2 cups panko (Japanese breadcrumbs)
1/4 cup finely chopped fresh flat-leaf parsley
2 teaspoons chopped fresh rosemary
1 1/2 teaspoons salt, divided
1 1/2 teaspoons freshly ground pepper, divided
6 (1/2-inch-thick) boneless pork loin chops
1/2 cup all-purpose flour
4 egg whites, lightly beaten
6 tablespoons canola oil
How to Make It
Combine first 3 ingredients, 1/2 tsp. salt, and 1/2 tsp. pepper in a shallow dish. Place each pork chop between 2 sheets of plastic wrap, and flatten to 1/8-inch thickness, using a rolling pin or flat side of a meat mallet.
Sprinkle pork with remaining 1 tsp. each salt and pepper.
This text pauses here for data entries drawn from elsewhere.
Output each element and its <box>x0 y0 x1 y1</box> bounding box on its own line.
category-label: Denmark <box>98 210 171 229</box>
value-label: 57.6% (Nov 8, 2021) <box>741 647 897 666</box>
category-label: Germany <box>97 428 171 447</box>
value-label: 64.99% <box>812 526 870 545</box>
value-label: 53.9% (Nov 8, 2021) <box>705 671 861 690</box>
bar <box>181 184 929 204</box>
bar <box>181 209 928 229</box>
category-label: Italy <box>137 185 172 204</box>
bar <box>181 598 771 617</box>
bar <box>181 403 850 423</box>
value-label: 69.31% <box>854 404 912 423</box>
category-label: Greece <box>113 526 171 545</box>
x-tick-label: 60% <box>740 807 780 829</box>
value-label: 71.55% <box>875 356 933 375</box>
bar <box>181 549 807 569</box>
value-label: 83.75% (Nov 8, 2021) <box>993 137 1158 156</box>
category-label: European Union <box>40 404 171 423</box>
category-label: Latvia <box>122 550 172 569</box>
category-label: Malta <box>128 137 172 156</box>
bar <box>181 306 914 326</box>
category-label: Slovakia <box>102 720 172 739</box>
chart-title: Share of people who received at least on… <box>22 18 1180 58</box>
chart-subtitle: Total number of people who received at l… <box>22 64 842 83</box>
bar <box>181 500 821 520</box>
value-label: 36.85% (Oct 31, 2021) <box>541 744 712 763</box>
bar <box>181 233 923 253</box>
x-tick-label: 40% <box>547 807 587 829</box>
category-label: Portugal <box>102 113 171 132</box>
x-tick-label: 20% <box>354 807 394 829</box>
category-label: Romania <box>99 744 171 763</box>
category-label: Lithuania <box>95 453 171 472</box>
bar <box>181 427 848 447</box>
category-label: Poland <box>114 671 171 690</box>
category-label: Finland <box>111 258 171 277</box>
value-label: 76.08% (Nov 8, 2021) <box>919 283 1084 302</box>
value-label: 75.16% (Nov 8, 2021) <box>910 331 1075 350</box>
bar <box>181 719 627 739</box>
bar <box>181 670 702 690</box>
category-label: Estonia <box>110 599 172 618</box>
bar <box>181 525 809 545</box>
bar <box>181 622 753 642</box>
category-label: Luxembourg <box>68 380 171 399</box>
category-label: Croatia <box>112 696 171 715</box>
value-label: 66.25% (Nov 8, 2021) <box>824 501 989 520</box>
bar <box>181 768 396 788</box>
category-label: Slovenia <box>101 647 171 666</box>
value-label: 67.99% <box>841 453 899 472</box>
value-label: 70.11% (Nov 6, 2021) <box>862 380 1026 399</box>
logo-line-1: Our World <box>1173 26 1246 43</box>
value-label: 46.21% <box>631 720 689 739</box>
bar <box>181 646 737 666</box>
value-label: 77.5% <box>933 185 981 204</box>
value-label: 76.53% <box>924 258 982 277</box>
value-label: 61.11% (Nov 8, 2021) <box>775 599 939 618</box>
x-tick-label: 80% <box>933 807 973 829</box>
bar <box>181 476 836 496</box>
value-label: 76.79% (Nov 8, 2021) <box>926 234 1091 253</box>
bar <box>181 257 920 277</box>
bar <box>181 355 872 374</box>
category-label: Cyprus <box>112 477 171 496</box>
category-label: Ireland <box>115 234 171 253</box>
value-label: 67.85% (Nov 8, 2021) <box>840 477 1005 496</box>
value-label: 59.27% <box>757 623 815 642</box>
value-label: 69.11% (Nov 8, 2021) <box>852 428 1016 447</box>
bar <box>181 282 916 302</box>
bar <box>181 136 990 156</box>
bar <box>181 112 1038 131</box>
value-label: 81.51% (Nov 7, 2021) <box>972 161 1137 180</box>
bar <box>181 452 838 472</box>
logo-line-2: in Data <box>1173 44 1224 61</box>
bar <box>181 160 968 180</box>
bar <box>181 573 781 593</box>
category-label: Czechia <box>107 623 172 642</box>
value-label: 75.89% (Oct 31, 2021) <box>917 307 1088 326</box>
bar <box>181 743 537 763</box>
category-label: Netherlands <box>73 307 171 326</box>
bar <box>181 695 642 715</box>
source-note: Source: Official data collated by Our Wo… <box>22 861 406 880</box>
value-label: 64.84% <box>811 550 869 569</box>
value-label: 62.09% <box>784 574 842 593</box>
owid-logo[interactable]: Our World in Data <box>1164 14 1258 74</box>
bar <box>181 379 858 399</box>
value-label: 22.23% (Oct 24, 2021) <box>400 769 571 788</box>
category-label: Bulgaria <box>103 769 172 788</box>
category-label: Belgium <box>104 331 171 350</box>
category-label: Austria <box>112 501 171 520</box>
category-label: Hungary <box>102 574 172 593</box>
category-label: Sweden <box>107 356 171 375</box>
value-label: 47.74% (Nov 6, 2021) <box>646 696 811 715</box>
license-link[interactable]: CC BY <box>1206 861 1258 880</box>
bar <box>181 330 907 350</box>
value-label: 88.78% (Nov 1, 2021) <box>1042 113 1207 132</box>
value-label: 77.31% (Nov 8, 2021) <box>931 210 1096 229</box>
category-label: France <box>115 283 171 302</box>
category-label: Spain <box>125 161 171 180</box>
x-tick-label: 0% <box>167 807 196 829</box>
Place flour in a shallow dish; place egg whites in another shallow dish. Dredge pork in flour, dip in egg whites, and dredge in breadcrumb mixture, pressing to adhere; place on a wire rack.
Cook half of pork in 1 1/2 Tbsp. hot oil in a large nonstick skillet over medium heat 3 to 4 minutes or until golden. Dab top of pork with 1 1/2 Tbsp. oil using a pastry brush; turn pork over. Cook 3 minutes or until done. Keep warm on a clean wire rack in a jelly-roll pan in a 200° oven. Repeat with remaining pork and 3 Tbsp. oil. Serve with Caramelized Onion Gravy and Apple-Cabbage Slaw.